RUC-GSAI / Yulan-GARDEN

Official Repository for SIGIR2024 Demo Paper "An Integrated Data Processing Framework for Pretraining Foundation Models"
55 stars 9 forks source link

Some question about this when run the code #2

Closed qylen closed 5 months ago

qylen commented 5 months ago

Hello, your work is so good! I'm a newcomer in this field. While I follow your guide to run the code like this , I download the mini openwebtext2 for input. when I run the code, the output file is empty. I don't know how to solve it. image

qylen commented 5 months ago

Also, How to deal with the input dataset file like openwebtext2? you say you provide the method for data processing recipes, but I can't find it.

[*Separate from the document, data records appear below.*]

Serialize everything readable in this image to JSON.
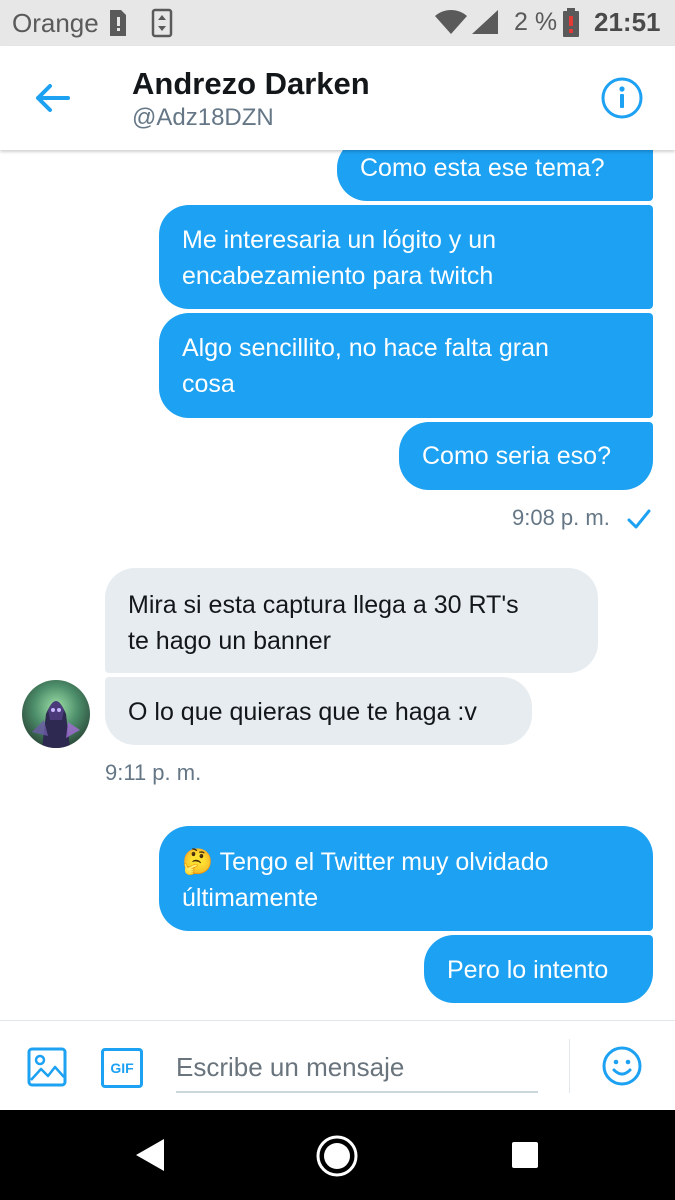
{
  "status_bar": {
    "carrier": "Orange",
    "battery_percent": "2 %",
    "time": "21:51",
    "icons": [
      "sim-card-icon",
      "data-saver-icon",
      "wifi-icon",
      "cell-signal-icon",
      "battery-low-icon"
    ]
  },
  "header": {
    "name": "Andrezo Darken",
    "handle": "@Adz18DZN",
    "icons": [
      "back-arrow-icon",
      "info-icon"
    ]
  },
  "messages": {
    "out1": "Como esta ese tema?",
    "out2": [
      "Me interesaria un lógito y un",
      "encabezamiento para twitch"
    ],
    "out3": [
      "Algo sencillito, no hace falta gran",
      "cosa"
    ],
    "out4": "Como seria eso?",
    "time1": "9:08 p. m.",
    "in1": [
      "Mira si esta captura llega a 30 RT's",
      "te hago un banner"
    ],
    "in2": "O lo que quieras que te haga :v",
    "time2": "9:11 p. m.",
    "out5_emoji": "🤔",
    "out5": [
      "Tengo el Twitter muy olvidado",
      "últimamente"
    ],
    "out6": "Pero lo intento"
  },
  "composer": {
    "placeholder": "Escribe un mensaje",
    "gif_label": "GIF",
    "icons": [
      "image-icon",
      "gif-icon",
      "emoji-icon"
    ]
  },
  "nav_bar": {
    "icons": [
      "nav-back-icon",
      "nav-home-icon",
      "nav-recents-icon"
    ]
  },
  "colors": {
    "accent": "#1da1f2",
    "incoming_bubble": "#e6ecf0",
    "status_bar": "#e7e7e7"
  }
}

Emanual20 commented 5 months ago

Dear qyleni,

Thanks for your attention to our work.

In terms of your first question, as no further details about the errors of running Yulan-GARDEN are provided, I suppose the mini openwebtext2 you downloaded is not in the format of JSONL. To specify the {{input_ext}} in config file, you are supposed to serve each data point in one line, while a json dict containing {{input_text_key}} field in one line.

As for your second question, we provide our data processing recipe for openwebtext2 to reproduce the experiment result reported in our paper can be found in here.

I wish this response could help your figure out your issues.

Emanual20, Yulan-GARDEN Team

Emanual20 commented 5 months ago

As no further comments are addressed, this issue will be closed. Please feel free to reopen it if you have any other questions. We are looking forward to your feedback.